Certo, mi riempivi la testa, solo che restavi sullo sfondo dei miei pensieri.
Pensavo troppo alle verifiche future, quelle per cui a breve non avrò neppure un minuto che non sia dedicato allo studio.

Ti ho vista solo durante la pausa in cortile, sorridevi alle tue amiche.
Fragile e bella, l'autunno ti incorniciava.
Marie e Louise si confrontavano pigramente i capelli per vedere chi li avesse più lunghi e curati.
Ti tagliavano fuori da quei discorsi: tu li tieni corti all'orecchio da quando sei arrivata.
Mi piacciono i tuoi capelli, anche se sono un po' crespi.
So bene quanto tu detesti il balsamo.
Anche se lo fai senza nessuna ragione precisa.

Strano, sei tornata a casa prima, oggi.
Eri sola e ti muovevi veloce nell'aria umida della città.
Ho visto poggiarsi tra i tuoi capelli una piccola foglia caduta e rossiccia.
Non te ne sei accorta per quattro isolati.

Quando mancavano poche svolte per arrivare a casa tua, ti sei fermata e ti sei seduta di scatto sul marciapiede.
Con un gesto frettoloso, ti sei stretta le ginocchia al busto e hai nascosto la testa fra di esse.
Le foglie ti cadevano attorno distratte, ma tu non te ne curavi.
Avevi altro per la testa, chiaro, ma cosa?

Ti guardavo ansioso.
Bloccato dietro un muro, non osavo muovermi.
Sentivo il bisogno di parlarti mangiarmi rude dall'interno.
Mi bruciava nella gola la voglia di avvicinarmi e assicurarmi che stessi bene.
Ma sono rimasto immobile.

Ti ho sentita singhiozzare silenziosa, o almeno provavi ad esserlo.
Hai iniziato a tirarti leggermente i capelli e a borbottare stanca.
Non ti sentivo, ma ti capivo.

Ricordo solo di sfuggita le tue piccole crisi dell'anno scorso.
Quando nessuno ti parlava se non per prenderti in giro.
Tu alzavi il mento coraggiosa e, fiera come una leonessa, andavi via senza commentare.
Successivamente, sentendoti al sicuro, ti guardavo crollare sola poco dopo nel retro della scuola.
Dopo un po' di tempo, preferisti recarti al bagno per prendere fiato da quell'inferno, così da non fare il giro dello stabile ogni volta.
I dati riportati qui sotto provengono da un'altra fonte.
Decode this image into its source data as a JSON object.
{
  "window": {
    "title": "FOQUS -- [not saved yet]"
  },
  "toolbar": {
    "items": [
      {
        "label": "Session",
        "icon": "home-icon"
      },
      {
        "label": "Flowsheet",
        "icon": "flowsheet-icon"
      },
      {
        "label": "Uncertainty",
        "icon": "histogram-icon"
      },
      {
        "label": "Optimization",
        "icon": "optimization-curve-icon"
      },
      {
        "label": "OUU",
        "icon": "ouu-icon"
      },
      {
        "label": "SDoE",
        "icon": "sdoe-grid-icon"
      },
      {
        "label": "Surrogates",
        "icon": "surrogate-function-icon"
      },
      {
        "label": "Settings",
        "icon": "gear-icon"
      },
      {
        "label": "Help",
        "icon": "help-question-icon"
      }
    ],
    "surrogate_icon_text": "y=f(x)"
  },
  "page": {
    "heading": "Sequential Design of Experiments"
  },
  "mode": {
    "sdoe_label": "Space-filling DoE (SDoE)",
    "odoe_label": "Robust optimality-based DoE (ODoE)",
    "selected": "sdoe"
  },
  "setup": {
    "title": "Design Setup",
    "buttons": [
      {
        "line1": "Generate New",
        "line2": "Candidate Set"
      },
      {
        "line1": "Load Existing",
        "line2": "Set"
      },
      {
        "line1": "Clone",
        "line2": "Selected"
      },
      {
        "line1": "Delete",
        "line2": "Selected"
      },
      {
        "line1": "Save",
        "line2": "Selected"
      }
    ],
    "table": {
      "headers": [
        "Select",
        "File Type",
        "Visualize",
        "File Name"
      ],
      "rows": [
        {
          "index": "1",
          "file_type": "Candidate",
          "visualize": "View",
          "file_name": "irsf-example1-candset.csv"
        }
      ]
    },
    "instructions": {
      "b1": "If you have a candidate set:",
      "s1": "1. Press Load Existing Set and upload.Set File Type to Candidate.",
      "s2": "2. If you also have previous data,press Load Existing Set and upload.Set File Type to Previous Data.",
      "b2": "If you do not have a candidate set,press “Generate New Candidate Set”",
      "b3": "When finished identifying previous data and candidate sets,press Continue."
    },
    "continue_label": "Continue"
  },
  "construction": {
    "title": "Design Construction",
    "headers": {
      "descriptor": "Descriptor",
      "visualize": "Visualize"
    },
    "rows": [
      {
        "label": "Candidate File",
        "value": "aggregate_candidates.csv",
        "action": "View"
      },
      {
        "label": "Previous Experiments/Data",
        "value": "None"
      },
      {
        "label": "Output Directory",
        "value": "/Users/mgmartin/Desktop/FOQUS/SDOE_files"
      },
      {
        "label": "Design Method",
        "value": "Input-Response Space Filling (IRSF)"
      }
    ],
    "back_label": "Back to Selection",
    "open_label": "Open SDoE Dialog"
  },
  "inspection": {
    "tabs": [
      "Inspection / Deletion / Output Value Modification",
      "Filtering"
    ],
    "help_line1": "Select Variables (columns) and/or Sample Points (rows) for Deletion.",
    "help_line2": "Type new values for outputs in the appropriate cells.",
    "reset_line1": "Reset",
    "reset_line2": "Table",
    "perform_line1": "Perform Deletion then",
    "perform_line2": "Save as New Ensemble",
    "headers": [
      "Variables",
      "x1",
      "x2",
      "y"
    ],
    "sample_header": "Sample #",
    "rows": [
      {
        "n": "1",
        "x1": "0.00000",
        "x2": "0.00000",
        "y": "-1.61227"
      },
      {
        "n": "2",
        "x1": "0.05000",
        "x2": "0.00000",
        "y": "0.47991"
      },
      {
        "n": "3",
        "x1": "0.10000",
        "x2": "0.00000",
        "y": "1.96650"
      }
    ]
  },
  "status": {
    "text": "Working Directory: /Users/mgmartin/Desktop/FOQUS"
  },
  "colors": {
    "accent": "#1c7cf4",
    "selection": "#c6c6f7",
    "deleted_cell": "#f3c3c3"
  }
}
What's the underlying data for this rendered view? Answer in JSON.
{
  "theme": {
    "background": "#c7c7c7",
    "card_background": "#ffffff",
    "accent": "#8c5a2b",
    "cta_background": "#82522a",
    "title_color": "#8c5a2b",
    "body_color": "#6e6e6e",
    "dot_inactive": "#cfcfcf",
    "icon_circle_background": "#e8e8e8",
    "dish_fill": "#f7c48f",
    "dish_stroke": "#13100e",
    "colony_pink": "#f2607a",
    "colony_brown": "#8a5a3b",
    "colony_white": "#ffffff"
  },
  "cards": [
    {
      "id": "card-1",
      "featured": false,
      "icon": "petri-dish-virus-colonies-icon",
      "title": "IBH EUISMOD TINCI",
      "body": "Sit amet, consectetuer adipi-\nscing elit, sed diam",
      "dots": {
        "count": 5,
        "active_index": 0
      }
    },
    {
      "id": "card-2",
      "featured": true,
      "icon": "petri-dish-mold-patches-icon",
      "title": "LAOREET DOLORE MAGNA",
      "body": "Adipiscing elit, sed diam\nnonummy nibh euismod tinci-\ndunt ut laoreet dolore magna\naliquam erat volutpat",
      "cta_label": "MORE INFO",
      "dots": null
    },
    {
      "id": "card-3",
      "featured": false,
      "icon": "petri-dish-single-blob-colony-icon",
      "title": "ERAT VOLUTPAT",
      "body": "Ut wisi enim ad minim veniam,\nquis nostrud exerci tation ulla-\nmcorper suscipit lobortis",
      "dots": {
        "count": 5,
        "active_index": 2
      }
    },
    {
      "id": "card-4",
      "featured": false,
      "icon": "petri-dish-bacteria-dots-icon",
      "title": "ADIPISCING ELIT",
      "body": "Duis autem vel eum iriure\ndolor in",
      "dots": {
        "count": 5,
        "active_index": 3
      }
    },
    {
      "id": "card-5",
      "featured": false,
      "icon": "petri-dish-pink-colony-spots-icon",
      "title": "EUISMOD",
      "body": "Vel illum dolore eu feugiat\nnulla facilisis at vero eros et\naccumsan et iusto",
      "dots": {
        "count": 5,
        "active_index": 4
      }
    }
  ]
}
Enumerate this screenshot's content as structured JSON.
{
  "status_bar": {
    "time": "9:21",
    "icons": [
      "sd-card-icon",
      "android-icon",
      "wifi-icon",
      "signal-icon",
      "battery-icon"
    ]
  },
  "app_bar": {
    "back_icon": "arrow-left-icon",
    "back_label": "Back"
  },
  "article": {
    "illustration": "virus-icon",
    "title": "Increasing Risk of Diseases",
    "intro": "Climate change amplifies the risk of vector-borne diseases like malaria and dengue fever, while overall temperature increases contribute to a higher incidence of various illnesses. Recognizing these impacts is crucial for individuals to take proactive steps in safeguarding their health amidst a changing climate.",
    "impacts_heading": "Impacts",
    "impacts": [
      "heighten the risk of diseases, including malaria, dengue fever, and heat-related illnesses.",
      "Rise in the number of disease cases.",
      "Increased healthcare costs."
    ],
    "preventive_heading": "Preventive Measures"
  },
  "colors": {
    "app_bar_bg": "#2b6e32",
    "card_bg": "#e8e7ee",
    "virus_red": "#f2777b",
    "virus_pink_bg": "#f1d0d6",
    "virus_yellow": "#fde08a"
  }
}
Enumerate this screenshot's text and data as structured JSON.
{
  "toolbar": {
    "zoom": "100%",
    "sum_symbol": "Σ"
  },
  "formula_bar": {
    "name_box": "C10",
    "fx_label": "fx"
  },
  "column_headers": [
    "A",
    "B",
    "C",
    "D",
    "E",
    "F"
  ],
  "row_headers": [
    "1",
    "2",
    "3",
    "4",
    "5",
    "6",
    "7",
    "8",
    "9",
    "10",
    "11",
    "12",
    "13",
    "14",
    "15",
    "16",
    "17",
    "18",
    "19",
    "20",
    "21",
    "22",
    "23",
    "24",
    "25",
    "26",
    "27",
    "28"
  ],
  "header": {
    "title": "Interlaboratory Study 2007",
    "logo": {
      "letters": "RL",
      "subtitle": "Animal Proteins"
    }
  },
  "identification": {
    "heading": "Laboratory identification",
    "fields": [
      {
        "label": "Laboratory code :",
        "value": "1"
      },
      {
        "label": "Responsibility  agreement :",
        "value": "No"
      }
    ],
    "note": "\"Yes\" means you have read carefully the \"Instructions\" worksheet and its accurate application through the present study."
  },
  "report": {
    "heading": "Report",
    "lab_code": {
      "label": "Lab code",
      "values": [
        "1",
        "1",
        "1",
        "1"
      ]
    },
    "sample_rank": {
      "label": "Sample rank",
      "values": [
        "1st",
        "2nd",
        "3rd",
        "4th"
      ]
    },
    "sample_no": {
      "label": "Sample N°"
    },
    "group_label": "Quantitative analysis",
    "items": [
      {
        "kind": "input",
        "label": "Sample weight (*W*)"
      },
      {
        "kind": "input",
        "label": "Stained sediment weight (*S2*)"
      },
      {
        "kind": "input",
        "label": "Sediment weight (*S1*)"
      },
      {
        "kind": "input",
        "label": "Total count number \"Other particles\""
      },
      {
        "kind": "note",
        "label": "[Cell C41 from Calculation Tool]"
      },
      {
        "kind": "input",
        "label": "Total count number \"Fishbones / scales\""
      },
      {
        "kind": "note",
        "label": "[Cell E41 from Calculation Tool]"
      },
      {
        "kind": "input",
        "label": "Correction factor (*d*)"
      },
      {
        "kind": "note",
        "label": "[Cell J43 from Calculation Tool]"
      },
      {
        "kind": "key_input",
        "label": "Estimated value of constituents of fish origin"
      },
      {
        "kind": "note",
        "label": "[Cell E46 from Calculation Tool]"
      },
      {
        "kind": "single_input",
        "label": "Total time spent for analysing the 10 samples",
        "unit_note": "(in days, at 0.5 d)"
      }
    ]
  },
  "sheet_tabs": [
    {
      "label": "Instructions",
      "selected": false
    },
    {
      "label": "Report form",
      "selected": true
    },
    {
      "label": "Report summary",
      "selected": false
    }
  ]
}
Io ero sempre lì, nel retro.
Dopotutto, era il mio posto preferito di quell'edificio.
Non ci andava nessuno, troppe erbacce e una leggera puzza di cibo marcio.
Ma a me non interessava, amavo la solitudine.
Come la ami tu.

La prima volta che ti vidi, mi spaventasti.
Pensavo che un professore fosse venuto a riprendermi, ma poi sentii sbattere forte la porta.
Mi nascosi e tu, inconsapevolmente, ti sedesti nel mio posto.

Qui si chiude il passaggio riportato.